Wednesday, February 28, 2018 at 7:30pm
An Evening with Walden
155 Freeman Street, Brooklyn
Un Miracle, Robert Breer and Pontus Hultén, 16mm, 1954, 1 min
X, Pontus Hultén, 1957, 16mm, 9 mins
En Dag I Staden (A Day in the City), Pontus Hultén and Hans Nordenström, 1956, 16mm, 19 mins
Studie V: Växelspel, Peter Weiss, 1955, 16mm, 9 mins
Renslakt vid Krutvattnet (Reindeer Slaughter at Lake Kruttvattnet), Louise O’Konor, 1967, 16mm, 6 mins
A Film with Taylor Mead, Tommy Tommie, 1967, digital projection, 4 mins
Time Being, Gunvor Nelson, 1991, 16mm, 8 mins
Epitaf, Claes Söderquist, 1979-81, 16mm, 35 mins
As part of an ongoing series dedicated to bringing the most vital international film publications to New York audiences, Light Industry hosts an evening with Stockholm’s Walden, presented by founding editor Martin Grennberger.
“Since embarking on the Walden project in 2012, co-editor Stefan Ramstedt and I have tried to operate at the productive intersections between documentary and experimental forms, to contextualize the work of international filmmakers and artists who rarely get attention in the general Swedish discourse, while also trying to uncover hidden histories of what’s been going on in our own backyard. What have been some of our preoccupations? We dedicated our first print issue to the complete oeuvre of German-born documentarian Peter Nestler, who has been based in Sweden since 1966. We’ve looked at little-known connections between Swedish cinema and the greater avant-garde, like when filmmaker Carl Henrik Svenstedt travelled all the way to Rollinsville, Colorado to meet Stan Brakhage, which eventually led to the Swedish translation (and our republishing) of Brakhage’s small-gauge manifesto A Moving Picture Giving and Taking Book from 1971. Or the collective activities of Solveig Nordlund, her then-husband Alberto Seixas Santos, and Grupo Zero in southern Portugal in the early seventies, and her collaboration there later with Robert Kramer and meeting Thomas Harlan. Or how the rural topography of the Värmland region influenced some of the most emblematic work of Werner Nekes. Or how we set out, by publishing a dual dossier, to highlight the correspondences between the work of Laida Lertxundi and Thom Andersen. Walden has also expanded on the material published in the magazine by organizing screenings, often in collaboration with the Swedish Cinematheque, but also with other venues dedicated to experimental work. We’ve programmed retrospectives by Nestler, Jean-Marie Straub and Danièle Huillet, and evenings of films by Mary Helena Clark and Peter Kubelka, among others.

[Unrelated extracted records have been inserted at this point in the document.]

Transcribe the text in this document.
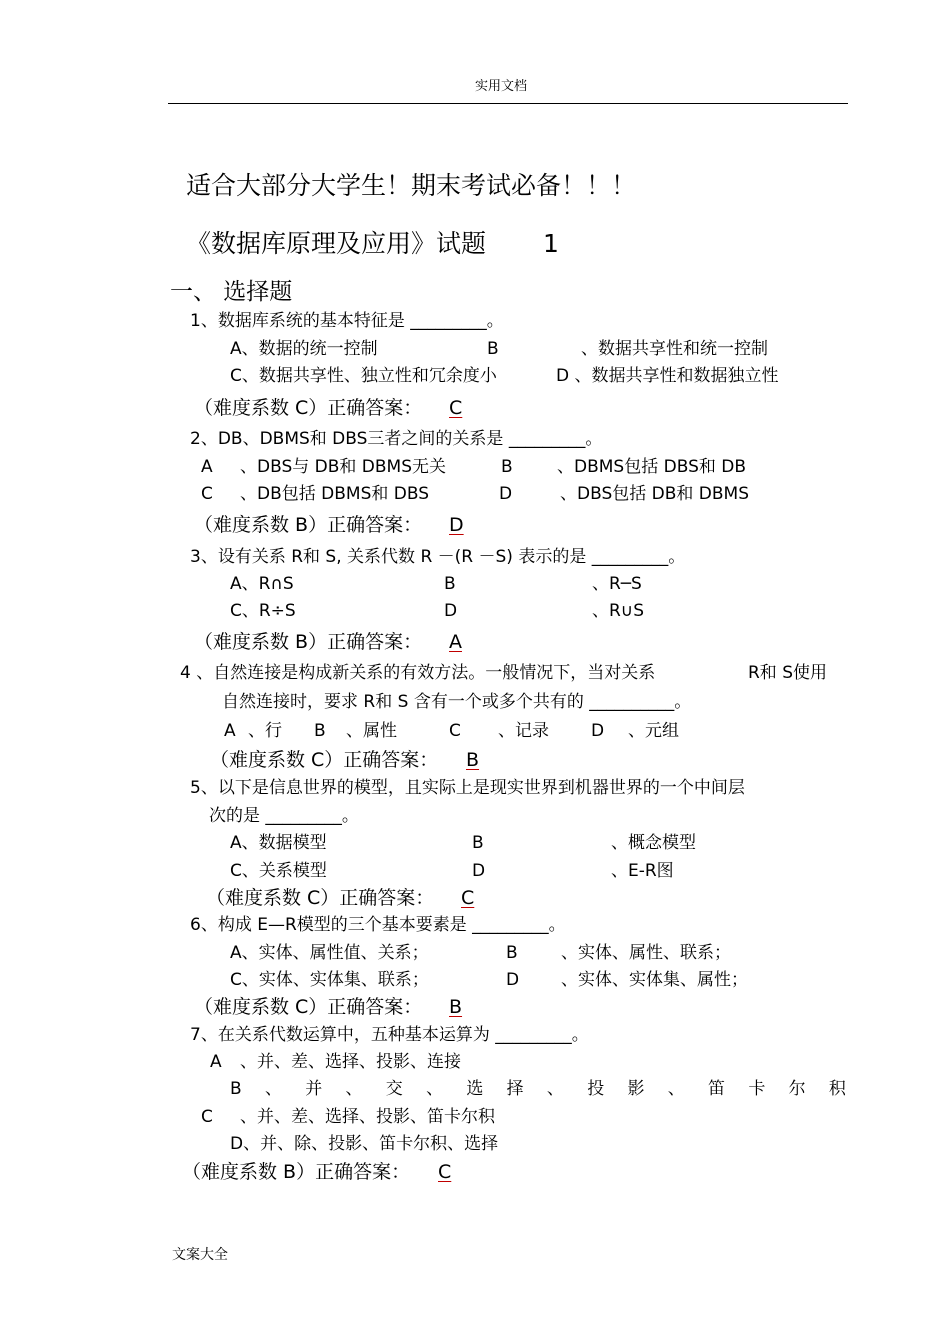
实用文档
适合大部分大学生！期末考试必备！！！
《数据库原理及应用》试题 1
一、 选择题
1、数据库系统的基本特征是 _________。
A、数据的统一控制	B	、数据共享性和统一控制
C、数据共享性、独立性和冗余度小	D 、数据共享性和数据独立性
（难度系数 C）正确答案： C
2、DB、DBMS和 DBS三者之间的关系是 _________。
A 、DBS与 DB和 DBMS无关	B	、DBMS包括 DBS和 DB
C 、DB包括 DBMS和 DBS	D	、DBS包括 DB和 DBMS
（难度系数 B）正确答案： D
3、设有关系 R和 S, 关系代数 R －(R －S) 表示的是 _________。
A、R∩S	B	、R─S
C、R÷S	D	、R∪S
（难度系数 B）正确答案： A
4 、自然连接是构成新关系的有效方法。一般情况下，当对关系	R和 S使用
自然连接时，要求 R和 S 含有一个或多个共有的 __________。
A 、行 B 、属性	C 、记录 D 、元组
（难度系数 C）正确答案： B
5、以下是信息世界的模型，且实际上是现实世界到机器世界的一个中间层
次的是 _________。
A、数据模型	B	、概念模型
C、关系模型	D	、E-R图
（难度系数 C）正确答案： C
6、构成 E—R模型的三个基本要素是 _________。
A、实体、属性值、关系；	B	、实体、属性、联系；
C、实体、实体集、联系；	D 、实体、实体集、属性；
（难度系数 C）正确答案： B
7、在关系代数运算中，五种基本运算为 _________。
A 、并、差、选择、投影、连接
B 、 并 、 交 、 选 择 、 投 影 、 笛 卡 尔 积
C 、并、差、选择、投影、笛卡尔积
D、并、除、投影、笛卡尔积、选择
（难度系数 B）正确答案： C
文案大全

The film program for Light Industry is not intended to cover the full scope of Swedish avant-garde film, whose history is still very much a fragmented, archipelagic, indeterminate, even asymptotic one. It aims instead to show some of the variables at work in a loosely connected or rather heteroclite sample of filmmakers, methods, and formal approaches: the early collaborations of Robert Breer and Pontus Hultén and their shared obsessions with kinetic, sculptural movement and experimental animation; Hultén and Hans Nordenström’s En Dag I Staden, which combines political slapstick and collage with a proto-Fluxus anarchy; Peter Weiss’s Studie V: Växelspel, a psychodrama of sorts, using mirrors and elaborate image juxtapositions; Renslakt vid Krutvattnet, by Viking Eggeling scholar Louise O’Konor, a study of the slaughtering of reindeer in the Sápmi region in Swedish Lapland; and Tommy Tommie’s A Film with Taylor Mead, his joyful portrait of Mead’s visit to Stockholm. Completing the lineup are Gunvor Nelson’s Time Being and Claes Söderquist’s Epitaf, two films that share a preoccupation with memory (loss), mortality, and transience, yet articulated through radically different styles.” - MG
Tickets - $8, available at door.
Please note: seating is limited. First-come, first-served. Box office opens at 7pm.